Zunächst gibt es neben dem auserkorenen Kandidaten einen zweiten Favoriten. Der eine ist “links”, der andere “rechts”. (Wobei diese Begriffe in der französischen Politik noch deutlich beliebiger sind als in der deutschen. Ein französischer Politiker ist ein Profi. Er durchläuft eine Laufbahn durch die “richtigen” Schulen, die “richtige” Universität (am besten die “ENA” ) und danach guckt er sich an, welche Partei ihm die besten Aufstiegschancen bietet. Privat die besten Freunde und politisch auf verschiedenen Seiten? Kein Problem…) Dieses Jahr heißen die beiden “Segolene” und “Sarko”.
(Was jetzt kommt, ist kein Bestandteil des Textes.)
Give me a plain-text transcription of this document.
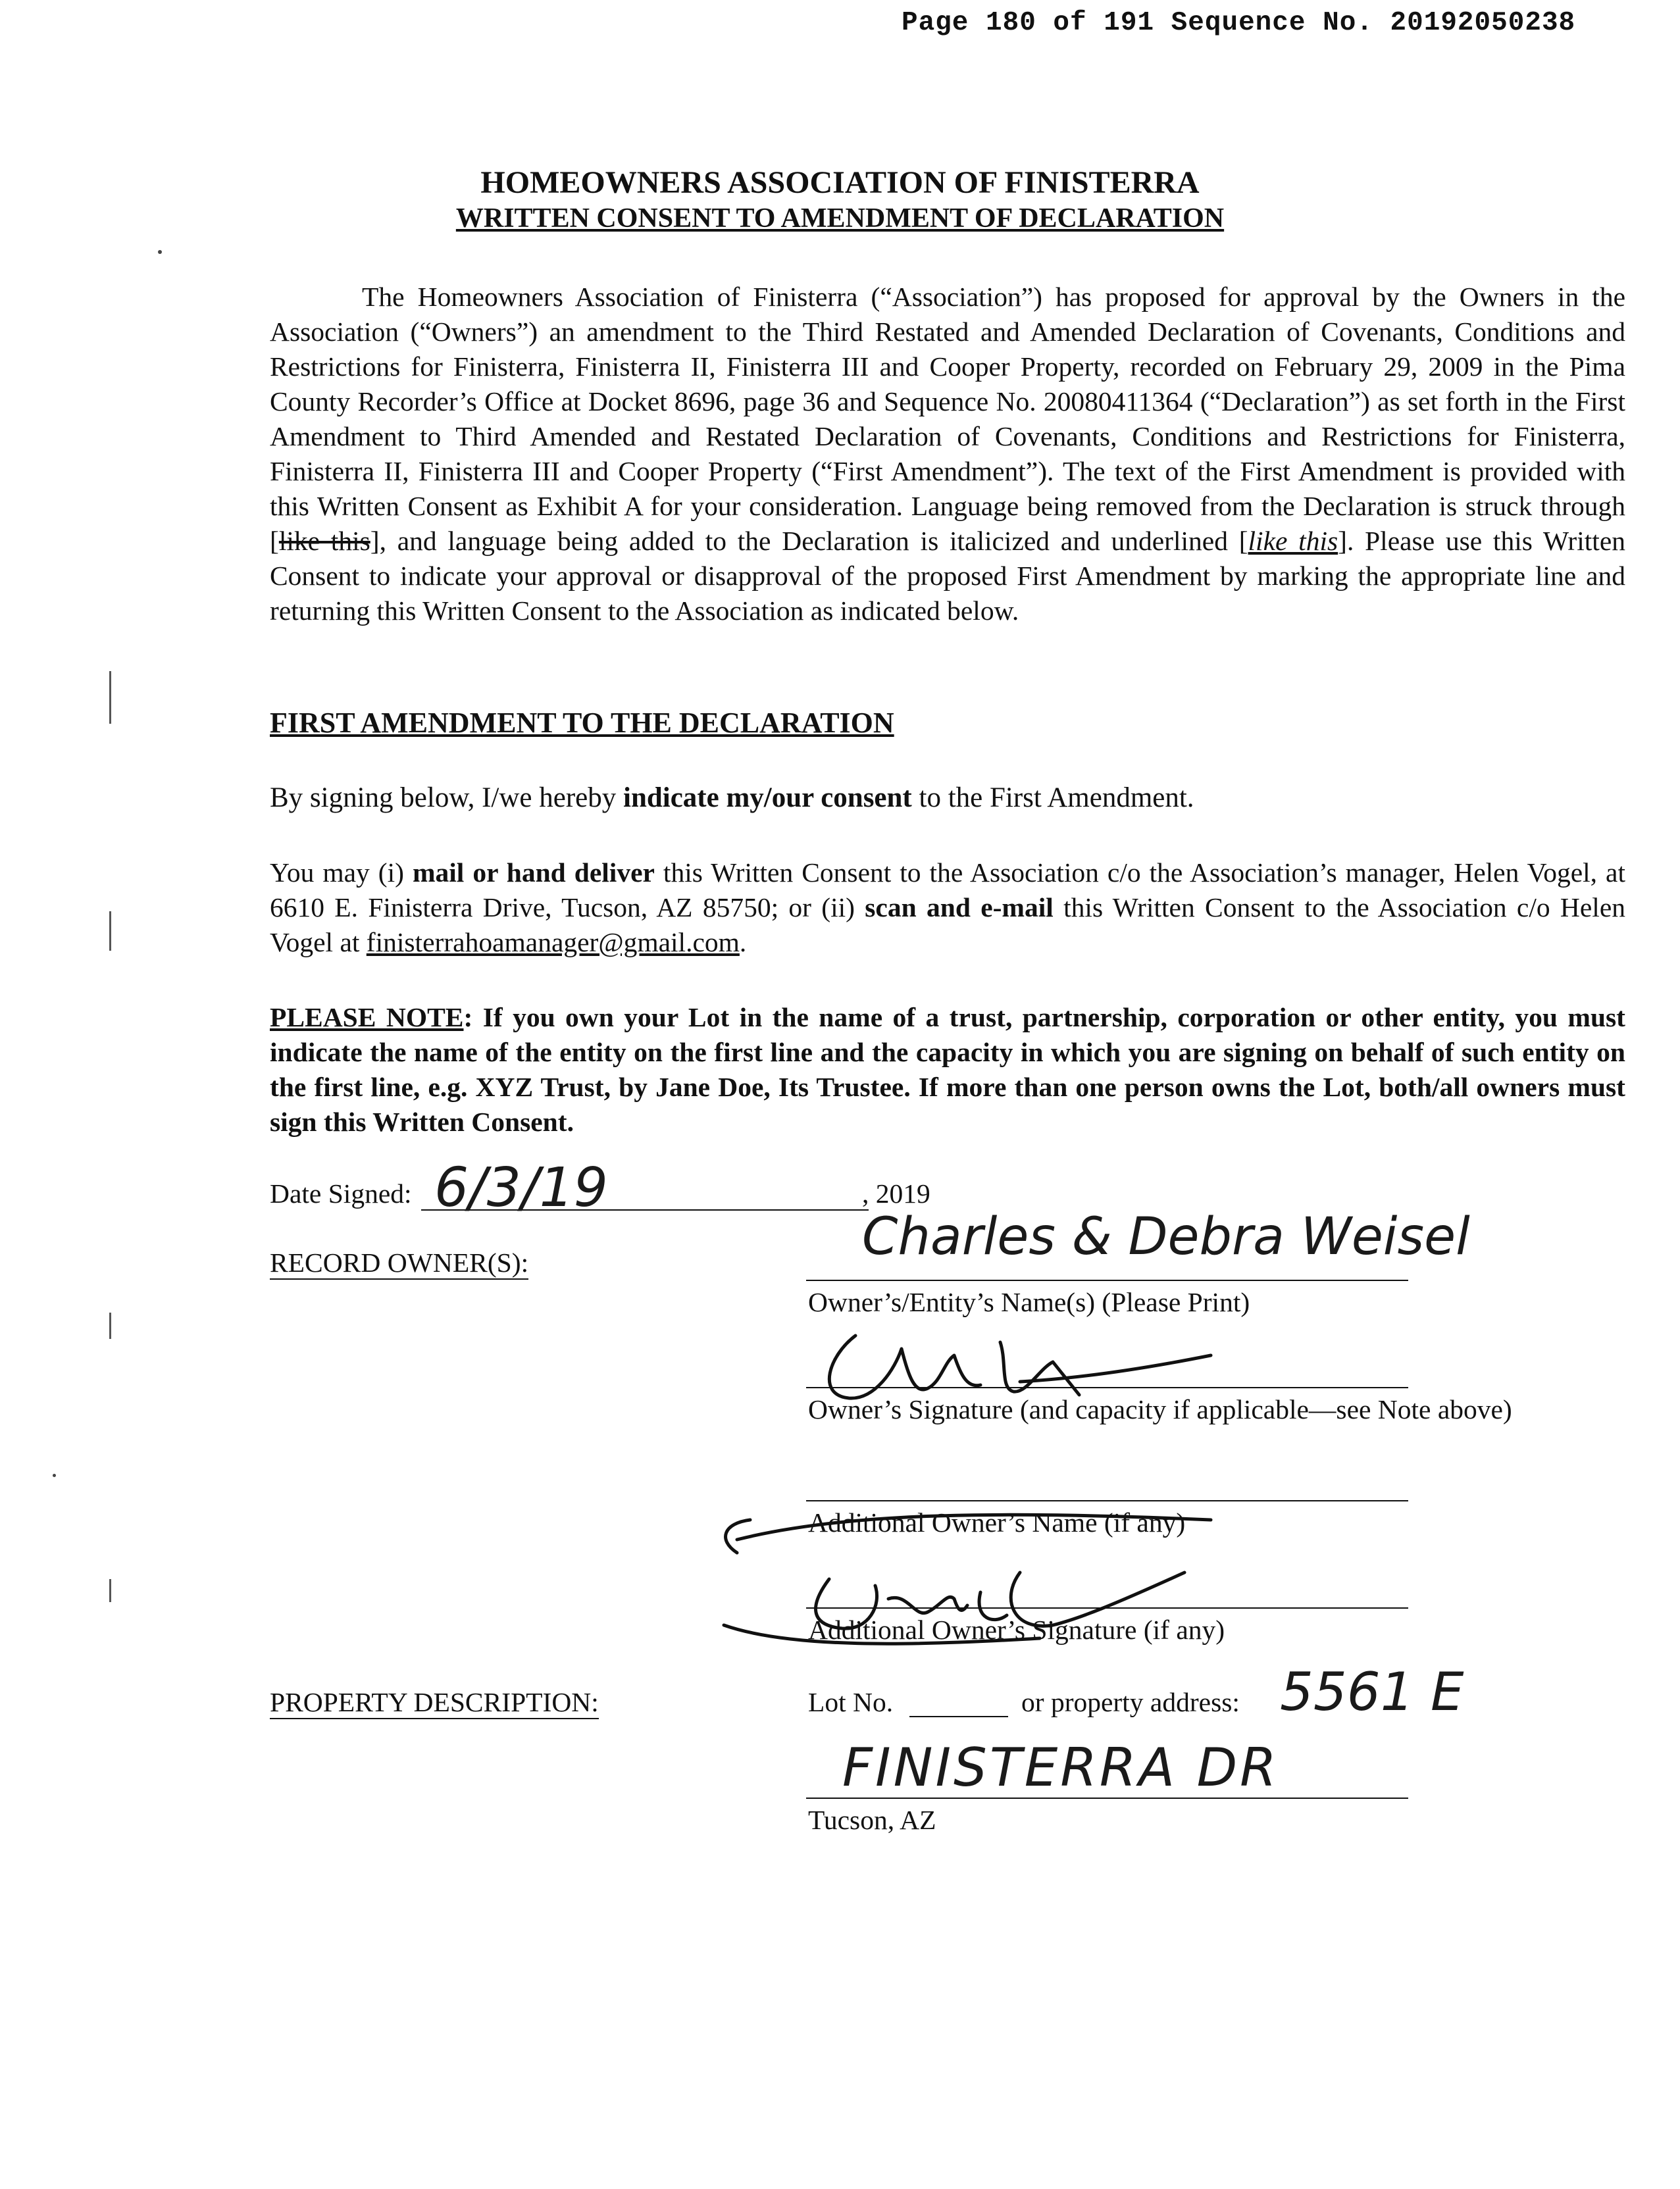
Page 180 of 191 Sequence No. 20192050238
HOMEOWNERS ASSOCIATION OF FINISTERRA
WRITTEN CONSENT TO AMENDMENT OF DECLARATION
The Homeowners Association of Finisterra (“Association”) has proposed for approval by the Owners in the Association (“Owners”) an amendment to the Third Restated and Amended Declaration of Covenants, Conditions and Restrictions for Finisterra, Finisterra II, Finisterra III and Cooper Property, recorded on February 29, 2009 in the Pima County Recorder’s Office at Docket 8696, page 36 and Sequence No. 20080411364 (“Declaration”) as set forth in the First Amendment to Third Amended and Restated Declaration of Covenants, Conditions and Restrictions for Finisterra, Finisterra II, Finisterra III and Cooper Property (“First Amendment”). The text of the First Amendment is provided with this Written Consent as Exhibit A for your consideration. Language being removed from the Declaration is struck through [like this], and language being added to the Declaration is italicized and underlined [like this]. Please use this Written Consent to indicate your approval or disapproval of the proposed First Amendment by marking the appropriate line and returning this Written Consent to the Association as indicated below.
FIRST AMENDMENT TO THE DECLARATION
By signing below, I/we hereby indicate my/our consent to the First Amendment.
You may (i) mail or hand deliver this Written Consent to the Association c/o the Association’s manager, Helen Vogel, at 6610 E. Finisterra Drive, Tucson, AZ 85750; or (ii) scan and e-mail this Written Consent to the Association c/o Helen Vogel at finisterrahoamanager@gmail.com.
PLEASE NOTE: If you own your Lot in the name of a trust, partnership, corporation or other entity, you must indicate the name of the entity on the first line and the capacity in which you are signing on behalf of such entity on the first line, e.g. XYZ Trust, by Jane Doe, Its Trustee. If more than one person owns the Lot, both/all owners must sign this Written Consent.
Date Signed: 6/3/19	, 2019
RECORD OWNER(S):	Charles & Debra Weisel
Owner’s/Entity’s Name(s) (Please Print)
Owner’s Signature (and capacity if applicable—see Note above)
Additional Owner’s Name (if any)
Additional Owner’s Signature (if any)
PROPERTY DESCRIPTION:	Lot No.	or property address: 5561 E
FINISTERRA DR
Tucson, AZ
Natürlich gibt es noch ganz viele andere Mitspieler bei dem Ringelreihen, manche werden jede Runde gewechselt, andere (wie Arlette Laguiller) sind schon beinahe ihr Leben lang dabei.

In jeder Stadt und Gemeinde steht an bestimmten Plätzen, meist vor der Mairie (also dem Stadt- oder Gemeindeamt) Wände aus Holz oder Metall, an denen jeder Kandidat genau die gleiche Fläche für seine Plakate zur Verfügung hat. Außerdem werden tatsächlich gedruckte Wahlprogramme verteilt, unter Autoscheibenwischer geklemmt oder sonst wie unter das Volk gebracht. Dazu natürlich Vorträge im ganzen Land, die Tänzer… äh… Kandidaten reisen viel. Jeder für sich, versteht sich.

Einige Wochen vor der ersten Spielrunde, öh dem ersten Wahlgang… wird dann von der Presse ein “unbekannter” Kandidat (dieses Jahr “Beyrou” ) als dritter Favorit ausgerufen wird und die Zeitschriften viele Seiten damit füllen können, darüber zu spekulieren, wie die Finalrunde ausgehen könnte, wenn Kandidat drei es tatsächlich in die Endrunde schaffen würde und gegen Favorit eins oder Favorit zwei antreten würde. Außerdem gibt es die Gelegenheit zu neuen Photos und Home-stories, denn über Sarko und Segolene hat inzwischen jeder alles gelesen was er wissen wollte und noch viel mehr.

Ernst nimmt es keiner, aber es gibt den Menschen in den Bars und Cafes was zu reden.

Bis zur erste Runde, in der das Volk über die Kandidaten abstimmt und die beiden Teilnehmer der Finalrunde wählt. Um Unmut und Protest auszudrücken wird in dieser Runde allerdings auch gerne einer der vielen Statisten gewählt. Oder man geht gar nicht zur Wahl.

Zugegeben… eine kleine Überraschung war dieses Jahr, daß die Wahlbeteiligung sehr hoch war und daß die Statisten… äh… Kandidaten der kleinen Parteien nur wenige Stimmen bekamen. Denn gelegentlich geht diese Protestwählerei in die Hose und es wird tatsächlich jemand in die zweite Runde gewählt, den niemand ernsthaft als Präsidenten haben will.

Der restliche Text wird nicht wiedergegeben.